Thank you for the bits on Horace and Olivia and The Man Behind the Curtain. Haven't seen the episode since it first aired on US television, so I've forgotten a good portion of it. (Lost is one of those shows that I wish I had on DVD or the time to rewatch and the space to DVR the reruns on Sci-Fi.) Your explanation actually clarified a lot of things.
I agree, I don't really think they will do the Butterfly Effect. If they do? I seriously doubt it will be the happy reset button. I don't see Lost ending "happily", just because it doesn't track with the genre - which feels a lot like horror sci-fi to me. But I could be wrong. At any rate I completely agree with you on that score. The reason I think they'll go with option 1 - is the show from the get-go has been focused on destiney/fate vs. random chance. John Lock's view that things are predestined and not open to chance.

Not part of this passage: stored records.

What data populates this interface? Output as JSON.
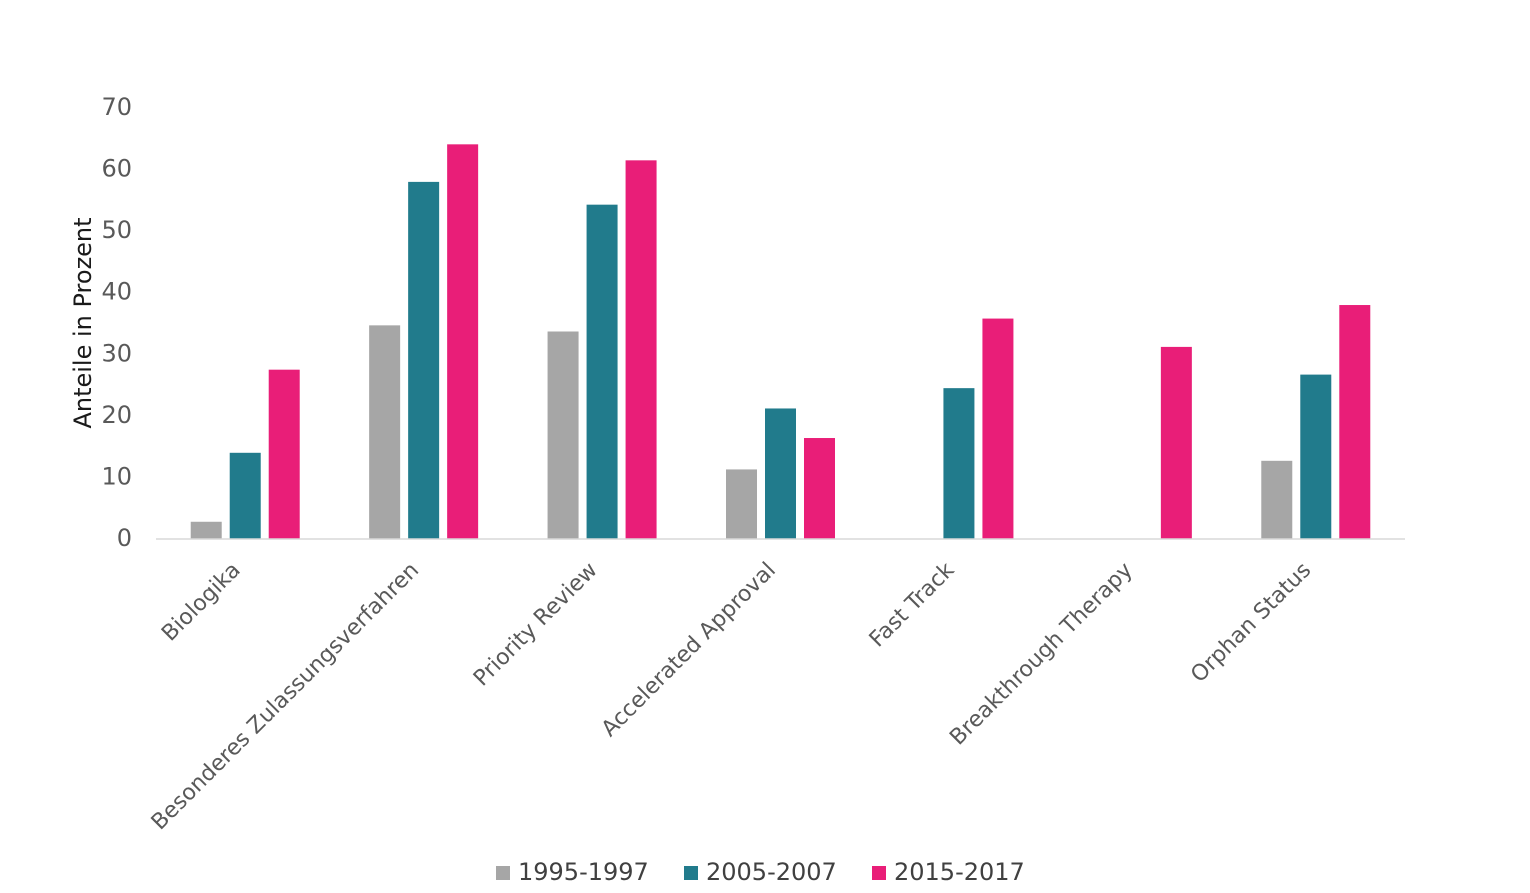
{
  "chart_data": {
    "type": "bar",
    "title": "",
    "xlabel": "",
    "ylabel": "Anteile in Prozent",
    "ylim": [
      0,
      70
    ],
    "yticks": [
      0,
      10,
      20,
      30,
      40,
      50,
      60,
      70
    ],
    "grid": false,
    "legend_position": "bottom",
    "categories": [
      "Biologika",
      "Besonderes Zulassungsverfahren",
      "Priority Review",
      "Accelerated Approval",
      "Fast Track",
      "Breakthrough Therapy",
      "Orphan Status"
    ],
    "series": [
      {
        "name": "1995-1997",
        "color": "#a6a6a6",
        "values": [
          2.8,
          34.7,
          33.7,
          11.3,
          null,
          null,
          12.7
        ]
      },
      {
        "name": "2005-2007",
        "color": "#217b8c",
        "values": [
          14.0,
          58.0,
          54.3,
          21.2,
          24.5,
          null,
          26.7
        ]
      },
      {
        "name": "2015-2017",
        "color": "#e91e78",
        "values": [
          27.5,
          64.1,
          61.5,
          16.4,
          35.8,
          31.2,
          38.0
        ]
      }
    ]
  }
}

A pov that is seconded by Daniel Faraday and Eloise Hawking - who tell Desmond Hume and others that you can't change the past, you can't change what is written. The writer already knows the end of the story, it's not going to change. The characters can't make it something else. Hume, Shepard, Sawyer, and Sayid keep trying to make it different - they are questioning destiney. Not sure about Ben - he's a bit of a wild card, and this may be sadistic on my part, but one my favorite characters. I just find him fascinating.
For a bit I thought that Horace's kid was Goodwin who Juliet was lovers with and Ana Lucia killed. But nope, different last names.
The kid could be irrelevant, which actually I rather like.
Regarding the triangle? Yes, it got old by the third season. Sigh. I've watched too many soap operas and read too many comic books, not to mention romance novels in my life time - I find love triangles and quadrangle's sort of predictable and rather annoying - unless they use them to actually develop the characters and not as a cheap means of lengthing the romantic/sexual tension. Bad as the BSG quadrangle of doom was - it did to a degree show us who the characters were and push their stories along - I wonder if Dee for example would have committed suicide if Lee hadn't cheated on her and gone to Starbuck, was that a factor in the dissolution of their marriage and her slide to despair? Maybe, maybe not. But for Lost? I don't know if the Sawyer/Jack/Kate triangle has evolved anyone except possibly, Sawyer and Juliet. Although will admit Kate and Jack have grown on me - I rather enjoyed them off island. I tend to ship friendships in genre over romance, far more interesting and less predictable.
Anyhow, thanks for the details on both Lost and RaceFail.